A team of researchers from the National University of Singapore and Yonsei University have built a Raspberry Pi-powered prototype of a device, which they hope could one day warn users when a nearby microphone is active: TickTock.
"We are witnessing a heightened surge in remote privacy attacks on laptop computers. These attacks often exploit malware to remotely gain access to webcams and microphones in order to spy on the victim users," the researchers claim in the abstract to their paper. "While webcam attacks are somewhat defended with widely available commercial webcam privacy covers, unfortunately, there are no adequate solutions to thwart the attacks on mics despite recent industry efforts."
Their proposed solution: TickTock, a device that aims to detect whether or not an embedded microphone is active or disabled — and without relying on integration with the underlying hardware or a spoofable software toggle.
The prototype TickTock sensor is built around a Raspberry Pi 4 Model B single-board computer running GNU Radio and connected to an SDRPlay RSP-1A software-defined radio (SDR) dongle. Its operation relies on the fact that it's possible to pick up unintended radio-frequency leakage when a laptop's microphone is active — leakage which is not present when the microphone is disabled.

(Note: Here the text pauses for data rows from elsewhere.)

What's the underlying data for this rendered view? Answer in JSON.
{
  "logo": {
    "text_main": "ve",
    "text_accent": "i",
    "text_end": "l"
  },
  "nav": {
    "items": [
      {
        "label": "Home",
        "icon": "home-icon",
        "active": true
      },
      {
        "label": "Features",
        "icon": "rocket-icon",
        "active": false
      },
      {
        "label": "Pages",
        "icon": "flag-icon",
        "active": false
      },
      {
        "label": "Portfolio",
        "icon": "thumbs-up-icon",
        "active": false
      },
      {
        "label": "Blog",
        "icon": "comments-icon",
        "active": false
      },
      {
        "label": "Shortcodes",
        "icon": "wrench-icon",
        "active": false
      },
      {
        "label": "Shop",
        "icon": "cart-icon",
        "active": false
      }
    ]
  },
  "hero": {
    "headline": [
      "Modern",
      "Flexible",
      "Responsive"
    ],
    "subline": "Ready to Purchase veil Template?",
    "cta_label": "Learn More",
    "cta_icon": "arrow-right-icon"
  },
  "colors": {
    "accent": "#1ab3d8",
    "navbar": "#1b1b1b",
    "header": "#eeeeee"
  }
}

The team's testing proved the concept, though there are a few caveats — only one of which is the work required to miniaturize the technology to the size of a USB flash drive for improved portability. The biggest issue is that of calibration and positioning: the sensor required knowledge of the frequency of the microphone's clock signal as well as where the receiver should be positioned to pick up the weak leakage signals — the microphone connector, cable, or a common ground being ideal positions.
To work around this, the researchers propose three possible solutions: laptop manufacturers could ship a TickTock dongle with their hardware, marking where it should be positioned and the frequency required with one or more stickers attached to the laptop; another possibility is for a "TickTock server" to host user-submitted frequency and position data; and the final, least-tempting, solution is for users to have to scan for the correct frequencies and positions themselves.

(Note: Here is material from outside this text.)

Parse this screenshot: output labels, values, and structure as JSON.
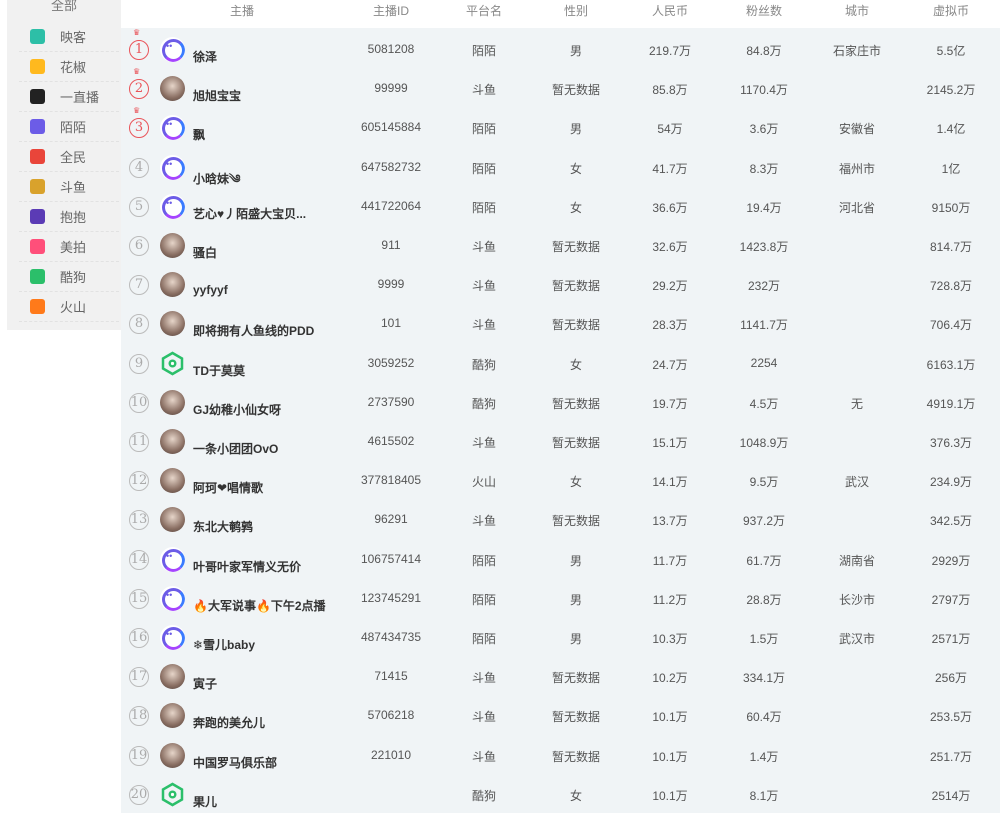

"Although our approach works well on 90 per cent of the tested laptops, including all tested models from popular vendors such as Lenovo, Dell, HP, and Asus," the team admits, "TickTock fails to detect the mic clock signals in three laptops, all of which are Apple MacBooks. As part of future work, we hope to utilize TickTock to identify access to other sensors including cameras and inertial measurement unit (IMU) sensors."
A preprint of the team's work is available on Cornell's arXiv.org server.